Meinhardt is a runner and his two oldest daughters participated in cross country. So they organized a 5K, Sophie’s Angel Run, in conjunction with their church’s Octoberfest.  

They thought maybe they’d get 300 walkers and runners. “We did it at 1 p.m. on a Sunday afternoon and had 1,200 people. It was crazy, and we netted $48,000. We thought one and done,” he says. 

But the community wanted Sophie’s Angel Run to continue, so it did. The runs have helped the Meinhardts and their community grieve and, since the first race in 2007, raised more than $1.2 million. The money has gone toward raising awareness for pediatric brain tumors, raising money for brain tumor research at CCHMC, and giving scholarships to local Catholic schools.  

A Higher Profile

Before Meinhardt was recognized as a Good Neighbor Award honoree in 2011, many of his fellow members of the REALTOR® Alliance of Cincinnati and neighboring local associations were unaware of the award program, he says. He pushed to start local Good Neighbor Award programs.  

“People found out about it, and there became a bigger awareness of some of the good things NAR does,” he says. “[The award] gives us credibility when we go to get sponsorships for Sophie’s Run. It shows we are good stewards with any donations or sponsorships.” 
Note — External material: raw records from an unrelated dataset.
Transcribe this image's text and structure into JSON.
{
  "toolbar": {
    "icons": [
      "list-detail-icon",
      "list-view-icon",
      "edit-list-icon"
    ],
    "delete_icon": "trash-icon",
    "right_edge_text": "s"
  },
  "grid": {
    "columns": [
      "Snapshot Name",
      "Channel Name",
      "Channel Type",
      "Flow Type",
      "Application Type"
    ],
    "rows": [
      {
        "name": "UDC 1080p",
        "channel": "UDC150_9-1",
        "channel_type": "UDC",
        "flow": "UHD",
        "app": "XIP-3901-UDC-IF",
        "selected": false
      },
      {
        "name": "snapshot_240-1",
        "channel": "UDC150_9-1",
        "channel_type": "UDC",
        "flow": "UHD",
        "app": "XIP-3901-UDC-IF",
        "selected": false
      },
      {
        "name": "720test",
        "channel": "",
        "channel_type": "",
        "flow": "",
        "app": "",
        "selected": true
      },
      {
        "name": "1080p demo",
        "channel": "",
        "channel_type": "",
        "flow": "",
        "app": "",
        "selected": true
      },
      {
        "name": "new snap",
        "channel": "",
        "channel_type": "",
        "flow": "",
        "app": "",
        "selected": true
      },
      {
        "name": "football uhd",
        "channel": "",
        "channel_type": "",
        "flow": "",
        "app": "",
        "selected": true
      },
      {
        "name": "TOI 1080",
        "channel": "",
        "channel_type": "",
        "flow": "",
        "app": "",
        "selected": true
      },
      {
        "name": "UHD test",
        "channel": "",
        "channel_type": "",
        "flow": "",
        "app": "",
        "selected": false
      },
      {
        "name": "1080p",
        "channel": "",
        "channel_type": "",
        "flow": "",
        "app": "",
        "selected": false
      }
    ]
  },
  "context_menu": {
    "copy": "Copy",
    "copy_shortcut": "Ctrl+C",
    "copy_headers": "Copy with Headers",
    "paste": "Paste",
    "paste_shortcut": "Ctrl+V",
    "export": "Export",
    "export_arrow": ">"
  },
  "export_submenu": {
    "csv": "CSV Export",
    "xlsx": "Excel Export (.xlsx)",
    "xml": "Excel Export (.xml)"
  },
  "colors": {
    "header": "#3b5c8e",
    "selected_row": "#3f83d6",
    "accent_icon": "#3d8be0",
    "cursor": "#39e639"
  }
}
Recently, Sophie’s Angel Run partnered with The Cure Starts Now Foundation, which is dedicated to eliminating cancer, and the name of the race changed to Angel Run. All proceeds from last year’s run benefitted The Cure Starts Now to fund pediatric brain cancer research in honor of Sophie. 

“Through research, they are starting to figure out how certain tumors are related to each other and finding genes,” says Meinhardt, who serves on the foundation’s advisory board. “It’s been 17 years since we started raising money, and there is progress.”